La domination de Miami semble arriver à son terme, et avec cette défaite, le trio explose lorsque James décide de retourner à Cleveland. Avec cette décision, la compétitivité de l’équipe est mise à mal, et si Andersen reste pour les 2 saisons suivantes, l’équipe arrive en fin de cycle, à l’image de la carrière du Birdman qui entre dans son crépuscule. Malgré un apport encore solide, il est échangé aux Grizzlies en 2016. Décidé à mener un baroud d’honneur, il s’engage avec les champions en titre, les Cavaliers d’un certain LeBron James dans le courant de l’été dernier. Malheureusement, il est coupé après une rupture des ligaments croisés, qui pourrait bien marquer une sombre fin, à la carrière d’un personnage haut-en-couleur de la ligue.

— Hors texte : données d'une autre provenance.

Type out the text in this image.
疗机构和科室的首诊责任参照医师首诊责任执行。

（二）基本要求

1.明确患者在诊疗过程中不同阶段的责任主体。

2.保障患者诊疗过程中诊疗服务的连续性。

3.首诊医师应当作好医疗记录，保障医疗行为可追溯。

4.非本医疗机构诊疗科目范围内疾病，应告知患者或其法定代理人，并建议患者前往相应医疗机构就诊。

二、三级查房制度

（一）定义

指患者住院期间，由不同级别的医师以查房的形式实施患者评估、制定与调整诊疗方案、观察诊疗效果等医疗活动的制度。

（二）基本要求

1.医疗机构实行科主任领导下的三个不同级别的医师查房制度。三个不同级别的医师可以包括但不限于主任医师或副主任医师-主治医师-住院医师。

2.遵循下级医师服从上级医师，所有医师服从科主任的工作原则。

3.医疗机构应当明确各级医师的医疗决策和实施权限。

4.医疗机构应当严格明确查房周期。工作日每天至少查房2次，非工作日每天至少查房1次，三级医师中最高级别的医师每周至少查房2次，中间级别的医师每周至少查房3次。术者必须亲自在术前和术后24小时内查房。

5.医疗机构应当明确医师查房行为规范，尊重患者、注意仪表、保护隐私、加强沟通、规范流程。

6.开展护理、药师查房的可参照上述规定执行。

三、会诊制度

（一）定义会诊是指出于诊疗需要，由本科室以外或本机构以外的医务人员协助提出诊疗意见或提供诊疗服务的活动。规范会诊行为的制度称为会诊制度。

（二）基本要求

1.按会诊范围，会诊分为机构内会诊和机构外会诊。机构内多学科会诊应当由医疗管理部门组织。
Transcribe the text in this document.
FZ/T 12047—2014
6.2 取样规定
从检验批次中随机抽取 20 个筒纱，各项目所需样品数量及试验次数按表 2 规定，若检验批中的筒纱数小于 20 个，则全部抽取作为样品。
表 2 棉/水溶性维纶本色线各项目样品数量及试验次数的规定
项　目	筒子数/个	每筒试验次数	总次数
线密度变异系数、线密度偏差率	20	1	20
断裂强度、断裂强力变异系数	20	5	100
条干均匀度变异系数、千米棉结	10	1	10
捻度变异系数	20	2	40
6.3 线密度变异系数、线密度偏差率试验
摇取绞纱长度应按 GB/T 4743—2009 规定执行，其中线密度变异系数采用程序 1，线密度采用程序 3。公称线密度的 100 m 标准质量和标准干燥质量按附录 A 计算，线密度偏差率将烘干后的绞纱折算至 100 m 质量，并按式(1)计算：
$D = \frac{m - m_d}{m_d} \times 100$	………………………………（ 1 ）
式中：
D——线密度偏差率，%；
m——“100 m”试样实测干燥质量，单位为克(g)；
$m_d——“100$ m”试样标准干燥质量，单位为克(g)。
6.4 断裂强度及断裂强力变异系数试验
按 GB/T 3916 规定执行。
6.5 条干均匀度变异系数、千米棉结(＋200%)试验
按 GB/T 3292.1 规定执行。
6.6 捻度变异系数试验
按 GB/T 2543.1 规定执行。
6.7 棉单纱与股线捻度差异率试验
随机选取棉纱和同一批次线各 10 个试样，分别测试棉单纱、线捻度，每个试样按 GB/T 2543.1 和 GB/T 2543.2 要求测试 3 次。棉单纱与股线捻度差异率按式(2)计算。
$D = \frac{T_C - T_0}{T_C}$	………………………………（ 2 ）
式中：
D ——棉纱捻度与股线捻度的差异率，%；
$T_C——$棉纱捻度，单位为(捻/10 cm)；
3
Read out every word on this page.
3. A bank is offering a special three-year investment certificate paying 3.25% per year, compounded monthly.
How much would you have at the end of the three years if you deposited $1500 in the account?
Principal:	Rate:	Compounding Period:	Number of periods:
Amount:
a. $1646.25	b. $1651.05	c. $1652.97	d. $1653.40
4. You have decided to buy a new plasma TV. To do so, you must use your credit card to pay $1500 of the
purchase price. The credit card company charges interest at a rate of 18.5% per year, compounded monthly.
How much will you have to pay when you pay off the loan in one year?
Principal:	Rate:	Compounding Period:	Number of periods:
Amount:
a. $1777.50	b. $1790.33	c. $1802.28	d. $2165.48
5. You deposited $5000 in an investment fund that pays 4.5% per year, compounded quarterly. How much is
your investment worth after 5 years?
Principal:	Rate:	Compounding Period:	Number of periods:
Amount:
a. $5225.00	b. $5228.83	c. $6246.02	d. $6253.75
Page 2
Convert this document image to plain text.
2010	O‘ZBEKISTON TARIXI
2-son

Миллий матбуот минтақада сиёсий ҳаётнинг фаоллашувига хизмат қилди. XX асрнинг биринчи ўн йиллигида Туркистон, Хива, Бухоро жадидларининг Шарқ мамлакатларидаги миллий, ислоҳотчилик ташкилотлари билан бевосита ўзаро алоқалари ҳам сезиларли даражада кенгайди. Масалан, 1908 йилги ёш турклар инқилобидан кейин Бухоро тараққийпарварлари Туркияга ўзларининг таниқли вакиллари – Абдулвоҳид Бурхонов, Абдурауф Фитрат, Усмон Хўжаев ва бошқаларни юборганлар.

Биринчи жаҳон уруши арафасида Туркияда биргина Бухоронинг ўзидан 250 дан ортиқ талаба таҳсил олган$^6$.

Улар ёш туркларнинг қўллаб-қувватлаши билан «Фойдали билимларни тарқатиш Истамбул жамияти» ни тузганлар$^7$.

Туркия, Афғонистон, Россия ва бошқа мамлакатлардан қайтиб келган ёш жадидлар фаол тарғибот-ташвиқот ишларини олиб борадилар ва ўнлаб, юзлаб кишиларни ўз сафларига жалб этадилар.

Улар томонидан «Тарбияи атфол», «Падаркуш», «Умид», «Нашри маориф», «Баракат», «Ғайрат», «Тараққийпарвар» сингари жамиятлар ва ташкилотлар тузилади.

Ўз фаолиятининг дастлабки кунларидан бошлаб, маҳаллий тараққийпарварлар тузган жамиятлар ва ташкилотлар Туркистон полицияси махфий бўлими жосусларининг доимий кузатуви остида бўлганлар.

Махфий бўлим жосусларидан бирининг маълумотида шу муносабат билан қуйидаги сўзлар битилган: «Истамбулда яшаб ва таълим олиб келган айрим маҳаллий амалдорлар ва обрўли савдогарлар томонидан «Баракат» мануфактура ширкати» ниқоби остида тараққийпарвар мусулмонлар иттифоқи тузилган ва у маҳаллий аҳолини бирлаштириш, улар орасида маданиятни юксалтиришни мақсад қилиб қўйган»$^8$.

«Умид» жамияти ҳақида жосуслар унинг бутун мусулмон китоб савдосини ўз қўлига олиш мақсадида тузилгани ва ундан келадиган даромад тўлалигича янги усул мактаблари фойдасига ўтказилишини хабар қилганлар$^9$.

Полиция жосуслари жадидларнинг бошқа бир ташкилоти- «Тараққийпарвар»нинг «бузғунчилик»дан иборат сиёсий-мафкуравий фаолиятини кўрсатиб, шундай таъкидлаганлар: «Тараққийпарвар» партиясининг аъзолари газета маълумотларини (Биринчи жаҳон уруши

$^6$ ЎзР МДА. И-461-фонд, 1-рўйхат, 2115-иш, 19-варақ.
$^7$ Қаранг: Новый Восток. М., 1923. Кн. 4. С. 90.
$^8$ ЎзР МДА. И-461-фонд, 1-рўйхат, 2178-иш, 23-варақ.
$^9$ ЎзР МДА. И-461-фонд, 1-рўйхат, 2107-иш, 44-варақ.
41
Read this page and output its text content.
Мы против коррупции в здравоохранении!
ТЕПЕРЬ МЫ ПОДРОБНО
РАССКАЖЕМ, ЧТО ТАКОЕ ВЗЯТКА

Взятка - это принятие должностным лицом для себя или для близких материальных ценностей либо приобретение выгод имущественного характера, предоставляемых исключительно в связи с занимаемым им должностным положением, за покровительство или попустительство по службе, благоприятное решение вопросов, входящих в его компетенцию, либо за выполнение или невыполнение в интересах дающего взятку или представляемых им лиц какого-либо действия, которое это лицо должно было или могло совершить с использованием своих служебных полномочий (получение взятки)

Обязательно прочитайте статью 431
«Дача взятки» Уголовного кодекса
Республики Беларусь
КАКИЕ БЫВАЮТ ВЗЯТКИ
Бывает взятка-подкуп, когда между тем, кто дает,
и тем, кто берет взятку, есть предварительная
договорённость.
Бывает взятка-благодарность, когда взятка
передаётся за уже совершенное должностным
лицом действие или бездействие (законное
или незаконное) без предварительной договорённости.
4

Pour autant, peu importe le dénouement final, la route du champion NBA 2013, a tout l’air d’une success story. De celle qu’on raconte à des générations de jeunes à qui les portes de la société semblent fermées, mais qui, par leur talent, par leur abnégation réussissent à connaître un destin tout autre. Son itinéraire est d’autant plus grand qu’il n’a rien de ces histoire lisses, sans reliefs – parce que Chris, et son alter-égo, Birdman, ont connu les hauts et les bas, les vicissitudes de la vie, et à l’image de héros de roman, a su en triompher pour vivre son rêve.